Al dejarse su coqueto mostacho, André Silva ha captado la levedad de este tiempo. Estamos en condiciones de asegurar, sin riesgo a equivocarnos, que vuelve el bigote tras una larga travesía del desierto. En el pasado reciente un bigote era visto como algo caduco, reaccionario, rancio. Sólo valientes como Torrente, Paco Lobatón y el adusto Aznar se atrevían a ir contracorriente. Cierto es que el bigote castellano del expresidente ha sufrido una evolución singular hasta dar en un bigote misterioso pues, por mucho que te fijes en él, no sabes si existe o no; es un bigote que se rectifica a sí mismo, como las políticas del señor Pedro Sánchez, que va perfectamente rasurado.
El bigote de André Silva ha sido el pretexto que buscaba para cambiar de imagen. A menudo me canso de mí, también de mi aspecto físico. Entonces hago caso a mis amigos neoliberales y me reinvento para todavía serle útil al sistema. ¿Por qué digo todo esto? ¿Adónde quiero llegar? Pues muy sencillo: ¡me estoy dejando bigote!

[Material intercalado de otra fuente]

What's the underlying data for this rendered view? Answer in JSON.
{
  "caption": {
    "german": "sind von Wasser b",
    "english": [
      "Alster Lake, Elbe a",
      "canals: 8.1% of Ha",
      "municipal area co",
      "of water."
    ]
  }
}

Cada mañana, nada más despertar, mi primer pensamiento es conocer cómo progresa mi mostacho. Paso varios minutos mirándomelo y tocándomelo frente al espejo del aseo. Incluso creo que he ganado en masculinidad. El bigote, seamos claros, es el mejor antídoto contra la ambigüedad sexual que tanto se lleva. Prestadme atención si sois varones y chapados a la antigua: os reafirma en vuestra virilidad.
Sé que la decisión de dejarme bigote entraña riesgos. Algunos me llamarán franquista, enemigo del ‘procés’ y otras lindezas, pero me da igual
Mi duda consiste ahora en qué modelo de bigote adoptaré. ¡Hay tantos! Del fondo de mi memoria extraigo los bigotes de hombres que han hecho historia, cada uno a su manera. Dudo entre el bigote elegante de Clark Gable o el feroz de Pancho Villa, entre el dulcemente amanerado de Proust o el delictivo de Pablo Escobar, entre el juguetón de Cantinflas o el criminal de Hitler, entre el bonachón de Vicente del Bosque o el más cool de John Galliano.

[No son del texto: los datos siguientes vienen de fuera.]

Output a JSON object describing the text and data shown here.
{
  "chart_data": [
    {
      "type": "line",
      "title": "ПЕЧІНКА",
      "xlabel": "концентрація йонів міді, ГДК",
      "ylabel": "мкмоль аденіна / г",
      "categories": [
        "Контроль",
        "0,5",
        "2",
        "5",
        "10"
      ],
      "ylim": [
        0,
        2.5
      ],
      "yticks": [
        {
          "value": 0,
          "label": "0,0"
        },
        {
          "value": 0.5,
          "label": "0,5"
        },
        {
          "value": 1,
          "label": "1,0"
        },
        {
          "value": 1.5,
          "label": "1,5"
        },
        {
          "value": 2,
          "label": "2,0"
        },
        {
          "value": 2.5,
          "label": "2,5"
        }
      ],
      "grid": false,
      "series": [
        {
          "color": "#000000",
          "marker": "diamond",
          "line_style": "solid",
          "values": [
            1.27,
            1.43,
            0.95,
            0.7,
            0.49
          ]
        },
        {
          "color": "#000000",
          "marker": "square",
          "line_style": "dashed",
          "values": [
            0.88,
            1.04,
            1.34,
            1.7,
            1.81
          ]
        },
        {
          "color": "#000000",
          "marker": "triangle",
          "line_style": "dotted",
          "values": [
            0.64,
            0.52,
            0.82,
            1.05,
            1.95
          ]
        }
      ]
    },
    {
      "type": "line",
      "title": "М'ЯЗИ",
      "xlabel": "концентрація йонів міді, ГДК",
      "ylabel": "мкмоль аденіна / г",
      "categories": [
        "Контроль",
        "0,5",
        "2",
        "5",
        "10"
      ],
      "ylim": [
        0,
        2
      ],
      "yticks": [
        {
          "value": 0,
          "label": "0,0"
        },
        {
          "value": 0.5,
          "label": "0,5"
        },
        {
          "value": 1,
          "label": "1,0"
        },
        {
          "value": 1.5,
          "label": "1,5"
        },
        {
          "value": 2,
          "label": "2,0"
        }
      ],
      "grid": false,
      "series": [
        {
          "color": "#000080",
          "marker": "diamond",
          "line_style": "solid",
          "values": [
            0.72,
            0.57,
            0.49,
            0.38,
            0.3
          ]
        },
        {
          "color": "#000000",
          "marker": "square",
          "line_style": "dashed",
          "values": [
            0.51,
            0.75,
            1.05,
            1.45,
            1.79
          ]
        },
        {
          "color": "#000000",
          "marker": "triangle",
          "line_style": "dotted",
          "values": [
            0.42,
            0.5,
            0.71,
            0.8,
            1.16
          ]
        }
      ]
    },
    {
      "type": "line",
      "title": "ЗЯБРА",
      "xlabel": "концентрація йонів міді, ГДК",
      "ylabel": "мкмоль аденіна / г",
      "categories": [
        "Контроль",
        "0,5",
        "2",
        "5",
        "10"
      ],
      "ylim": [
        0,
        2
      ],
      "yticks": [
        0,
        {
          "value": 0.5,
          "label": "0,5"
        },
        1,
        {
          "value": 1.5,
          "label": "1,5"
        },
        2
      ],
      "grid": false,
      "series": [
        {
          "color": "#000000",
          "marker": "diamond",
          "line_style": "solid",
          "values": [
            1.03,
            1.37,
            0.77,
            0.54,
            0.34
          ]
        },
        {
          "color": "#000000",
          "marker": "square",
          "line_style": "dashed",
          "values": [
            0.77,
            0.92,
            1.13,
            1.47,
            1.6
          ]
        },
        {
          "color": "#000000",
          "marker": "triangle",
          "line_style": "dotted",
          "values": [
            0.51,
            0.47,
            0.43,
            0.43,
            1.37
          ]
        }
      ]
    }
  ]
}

Lo cierto es que estoy hecho un mar de dudas. En principio, me he comprado unas tijeras para recortarme los pelillos. Cada mostacho tiene sus ventajas e inconvenientes. Tengo claro que debo ser práctico y dejarme uno que combine la elegancia y la funcionalidad. Un bigote prêt-à-porter. En estos casos siempre viene bien pedir consejo a un experto pero no tengo entre mis conocidos, desgraciadamente todos barbudos.
Por lo demás, mi decisión es firme y esta vez no daré marcha atrás, digan lo que digan las mujeres que me rodean, que no ven con buenos ojos lo que toman por una extravagancia. Hace años también dejé de afeitarme pero me faltó el coraje para mantenerme en mis trece. Cualquier crítica amable de un amigo o compañero lograba que me cuestionara la pertinencia de mi bigote. Y me lo afeité. Pero esto no volverá a ocurrir. Hoy soy una persona diferente, más segura y que da menos importancia a las opiniones de los demás.
Sé que esta decisión entraña riesgos en el delicado momento español. Algunos me llamaran franquista, enemigo del procés y otras lindezas, pero me da igual. El bigote no es una cuestión de ideologías, es, en mi opinión, lo más transversal que existe. La historia está llena de ejemplos. Stalin llevó bigote desde la juventud, y ese sí que daba miedo, mucho miedo.